The slowdown in Chinese growth and the way markets shrugged-off weak non-farm payroll data at the start of September suggests the US dollar’s recent strength is likely to continue.
Nearly three months on from the hawkish meeting of the US Federal Reserve’s (Fed) Open Market Committee meeting in June, the Dollar index (DXY), a measure of the US dollar versus a basket of other key currencies, has gained 2.5% and is now trading in the 92-93 range.
Having peaked at 93.57 in mid-August, the DXY slid in the next couple of weeks to 92.03. However, a fresh rally has begun since early September and on Monday (13 September) the DXY was 0.25% higher at 92.81.
China growth slowdown
Jonathan Petersen, markets economist at Capital Economics says both commodity markets and Chinese economic fundamentals point to the US dollar’s continued strength.
“The growth slowdown in China, the world’s largest commodity importer, and the eventual easing of supply constraints suggest to us that the prices of most commodities will probably continue to fall over the next few years.
In the past, this backdrop has tended to coincide with a stronger greenback,” Petersen also said that there is not much “more room for appetite for risk” to grow and undermine the dollar.
Poor US non-farm payroll data
“We suspect the [US] dollar is more likely to benefit periodically from safe-haven flows,” he added.
Philip Wee, senior foreign exchange (FX) strategist G3 and Asia at DBS Bank, wrote in a note that the US dollar is not falling despite “the big miss” on 3 September US non-farm payrolls, and he said that currently currency pairs are unlikely to break out of their recent ranges in the near future.
There are some dissenting voices around a positive outlook for the US dollar.
CNY may strengthen versus the dollar
ING’s said “local stories” such as the reopening of talks between US President Joe Biden and China’s President Xi Jinping can keep supporting the CNY, the offshore yuan, against the dollar.
“More signs of at least tentative improvements in Sino-American relations may keep driving USD/CNY lower and away from the 6.50 level,” a note from ING said, authored by FX strategist Franseco Pescole and head of global markets Chris Turner.
ING said that a stronger CNY can also have a positive impact on other Asian emerging markets' currencies.
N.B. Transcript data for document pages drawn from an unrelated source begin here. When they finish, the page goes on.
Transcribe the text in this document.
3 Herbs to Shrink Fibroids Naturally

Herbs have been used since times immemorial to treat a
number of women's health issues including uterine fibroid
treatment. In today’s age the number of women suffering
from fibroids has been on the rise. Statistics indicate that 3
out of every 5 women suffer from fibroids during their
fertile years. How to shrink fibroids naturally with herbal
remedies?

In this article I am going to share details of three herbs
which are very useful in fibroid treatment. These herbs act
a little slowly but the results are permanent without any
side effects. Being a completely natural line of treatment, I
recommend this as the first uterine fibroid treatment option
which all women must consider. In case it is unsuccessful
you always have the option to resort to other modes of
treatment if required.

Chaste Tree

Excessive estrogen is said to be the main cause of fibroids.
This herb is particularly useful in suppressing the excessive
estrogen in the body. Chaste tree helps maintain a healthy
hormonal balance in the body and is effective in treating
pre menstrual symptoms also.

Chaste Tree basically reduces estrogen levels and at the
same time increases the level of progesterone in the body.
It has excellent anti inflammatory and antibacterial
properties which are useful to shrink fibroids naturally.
Citi is postive about the mid-term dollar outlook
Richard Franulovich, head of FX strategy at Westpac said a more meaningful DXY appreciation path “still lacks foundational underpinnings”, even if the Fed raises rates by 50-75 basis points in 2023.
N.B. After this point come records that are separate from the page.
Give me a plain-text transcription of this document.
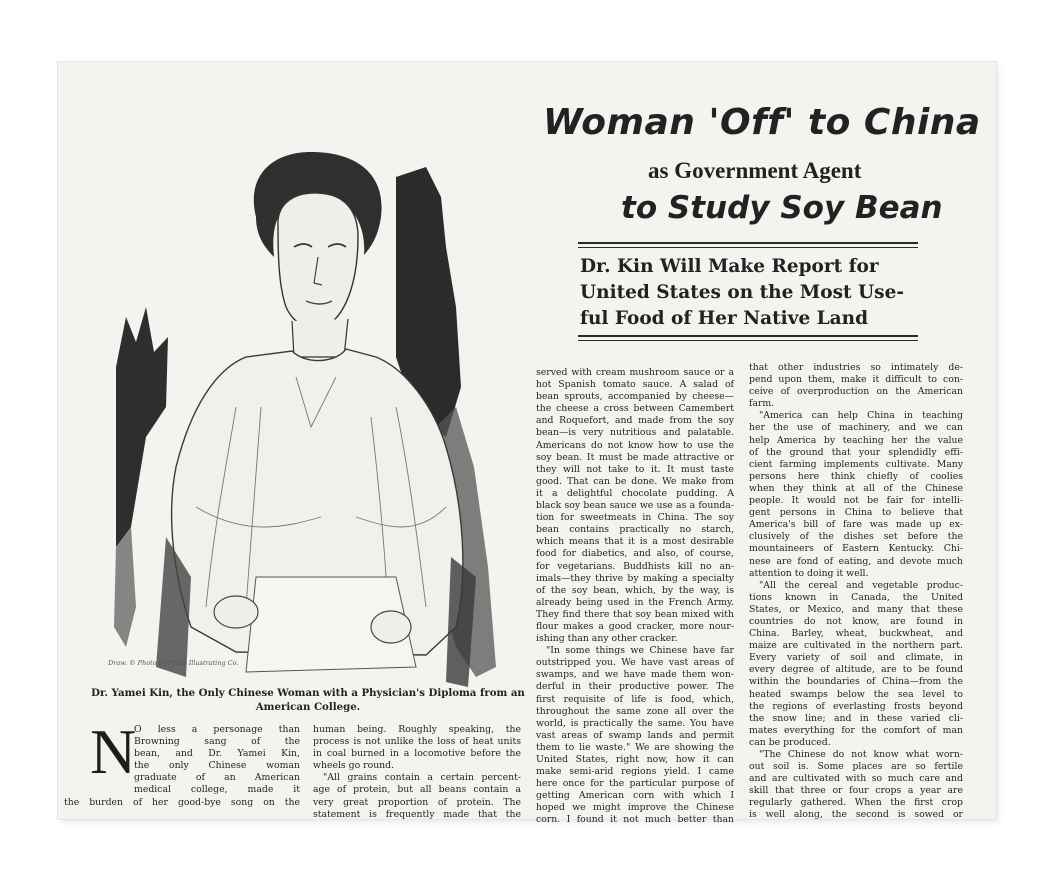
Draw. © Photo by Press Illustrating Co.
Woman 'Off' to China
as Government Agent
to Study Soy Bean
Dr. Kin Will Make Report for
United States on the Most Use-
ful Food of Her Native Land

Dr. Yamei Kin, the Only Chinese Woman with a Physician's Diploma from an
American College.

N
O less a personage than
Browning sang of the
bean, and Dr. Yamei Kin,
the only Chinese woman
graduate of an American
medical college, made it
the burden of her good-bye song on the
human being. Roughly speaking, the
process is not unlike the loss of heat units
in coal burned in a locomotive before the
wheels go round.
"All grains contain a certain percent-
age of protein, but all beans contain a
very great proportion of protein. The
statement is frequently made that the
served with cream mushroom sauce or a
hot Spanish tomato sauce. A salad of
bean sprouts, accompanied by cheese—
the cheese a cross between Camembert
and Roquefort, and made from the soy
bean—is very nutritious and palatable.
Americans do not know how to use the
soy bean. It must be made attractive or
they will not take to it. It must taste
good. That can be done. We make from
it a delightful chocolate pudding. A
black soy bean sauce we use as a founda-
tion for sweetmeats in China. The soy
bean contains practically no starch,
which means that it is a most desirable
food for diabetics, and also, of course,
for vegetarians. Buddhists kill no an-
imals—they thrive by making a specialty
of the soy bean, which, by the way, is
already being used in the French Army.
They find there that soy bean mixed with
flour makes a good cracker, more nour-
ishing than any other cracker.
"In some things we Chinese have far
outstripped you. We have vast areas of
swamps, and we have made them won-
derful in their productive power. The
first requisite of life is food, which,
throughout the same zone all over the
world, is practically the same. You have
vast areas of swamp lands and permit
them to lie waste." We are showing the
United States, right now, how it can
make semi-arid regions yield. I came
here once for the particular purpose of
getting American corn with which I
hoped we might improve the Chinese
corn. I found it not much better than
that other industries so intimately de-
pend upon them, make it difficult to con-
ceive of overproduction on the American
farm.
"America can help China in teaching
her the use of machinery, and we can
help America by teaching her the value
of the ground that your splendidly effi-
cient farming implements cultivate. Many
persons here think chiefly of coolies
when they think at all of the Chinese
people. It would not be fair for intelli-
gent persons in China to believe that
America's bill of fare was made up ex-
clusively of the dishes set before the
mountaineers of Eastern Kentucky. Chi-
nese are fond of eating, and devote much
attention to doing it well.
"All the cereal and vegetable produc-
tions known in Canada, the United
States, or Mexico, and many that these
countries do not know, are found in
China. Barley, wheat, buckwheat, and
maize are cultivated in the northern part.
Every variety of soil and climate, in
every degree of altitude, are to be found
within the boundaries of China—from the
heated swamps below the sea level to
the regions of everlasting frosts beyond
the snow line; and in these varied cli-
mates everything for the comfort of man
can be produced.
"The Chinese do not know what worn-
out soil is. Some places are so fertile
and are cultivated with so much care and
skill that three or four crops a year are
regularly gathered. When the first crop
is well along, the second is sowed or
“But FX markets are unlikely to take their cue from that until they can look beyond near term tapering prospects, likely not until mid-2022. The all-clear then for a more material shift in the DXY’s fortunes are not fully in place,” Franulovich wrote in a note.
While Citi said in an outlook released on Monday (13 September) that it expected the US dollar to be weighed down by weaker economic data in the short-term, its analysts were most positive about the next six to 12 months.
US economic growth "resilient"
The US lender expect the greenback to be stronger as commodity centric currencies will “underperform” and a “resilient” US economic growth.